Ce procédé est précis mais a ses limites. Tous les organes ne sont pas faciles à atteindre et toutes les conditions des patients ne permettent pas forcément de réaliser un procédé de ce type.

C’est là que la biopsie liquide entre en jeu. Elle consiste à détecter des cellules tumorales ou des substances produites par les tumeurs en se servant directement des fluides accessibles, sans devoir toucher aux organes solides. Nous pouvons réaliser une biopsie liquide du sang, par exemple, avec une simple prise de sang.

Par rapport à la biopsie traditionnelle, la biopsie liquide présente des avantages considérables :

  • Elle envahit beaucoup moins le corps.
  • On peut la recommander chez des patients chez qui l’organe de la tumeur primaire est inaccessible ou qui ne peuvent pas être soumis à une biopsie commune.
  • On peut la refaire plus facilement et plus rapidement.
Une prise de sang.

La biopsie liquide permet de détecter des cellules tumorales directement d’une prise de sang.

Découvrez également : Qu’est-ce qu’une biopsie liquide ?

3. La relation entre microbiote et cancer

Le microbiote intestinal est un sujet relativement nouveau en médecine. Même si on connaît depuis longtemps l’existence de cet ensemble de micro-organismes qui vivent constamment dans l’intestin, on ne lui a accordé une véritable importance que très récemment.

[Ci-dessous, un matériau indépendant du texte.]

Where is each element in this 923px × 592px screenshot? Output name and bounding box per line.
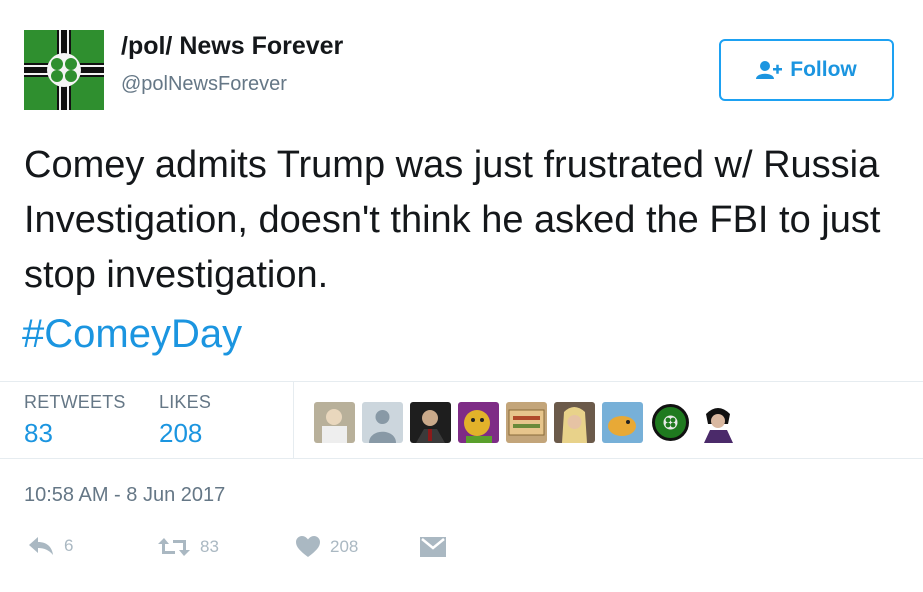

On l’a déjà relié à des maladies comme Parkinson et Alzheimer. Et, bien évidemment, on a aussi détecté son influence sur les troubles digestifs les plus communs, comme le syndrome du côlon irritable.

Cette plus grande connaissance du microbiote a permis de déboucher sur une série de recommandations alimentaires qui pourraient être préventives. Nous devons comprendre que les micro-organismes qui le composent sont sujets aux changements internes provoqués par l’alimentation.

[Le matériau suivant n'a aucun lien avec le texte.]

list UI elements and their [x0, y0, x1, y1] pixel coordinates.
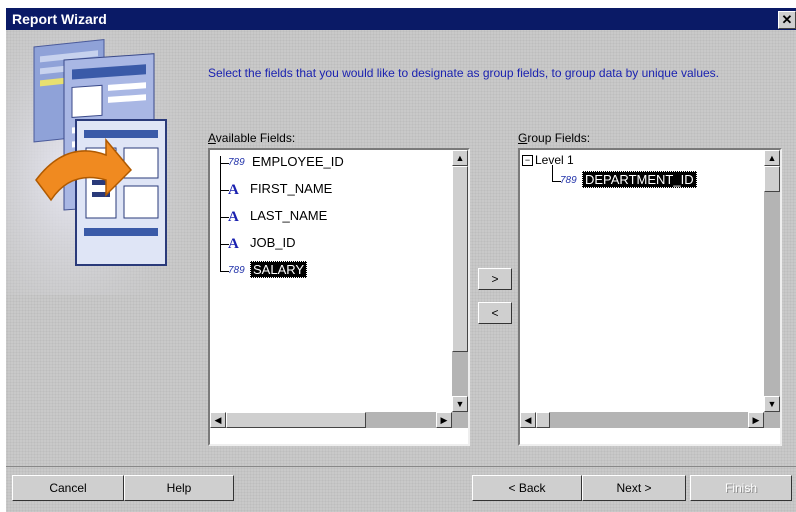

Un lien s’est donc créé entre microbiote, alimentation et cancer. Il y a même un lien entre le microbiote et la réponse d’un organisme à la chimiothérapie. Un pas de plus dans le traitement des néoplasies serait d’envisager la consolidation de ce petit monde de bactéries intestinales afin de favoriser la récupération.

Les espoirs de la Journée mondiale contre le cancer

Les études dans le domaine de l’oncologie sont prometteuses pour les patients et pour toute la population mondiale. Étant donné qu’il s’agit d’une maladie très fréquente et mortelle, nous devons considérer que les progrès nous sont globalement bénéfiques.

La Journée mondiale contre le cancer nous permet de voir que beaucoup de connaissances se sont accumulées sur les pathologies oncologiques, même s’il y a encore un long chemin à parcourir. On comprend mieux le processus de formation des tumeurs et, par rapport à il y a dix ans, les possibilités de survie ont considérablement augmenté.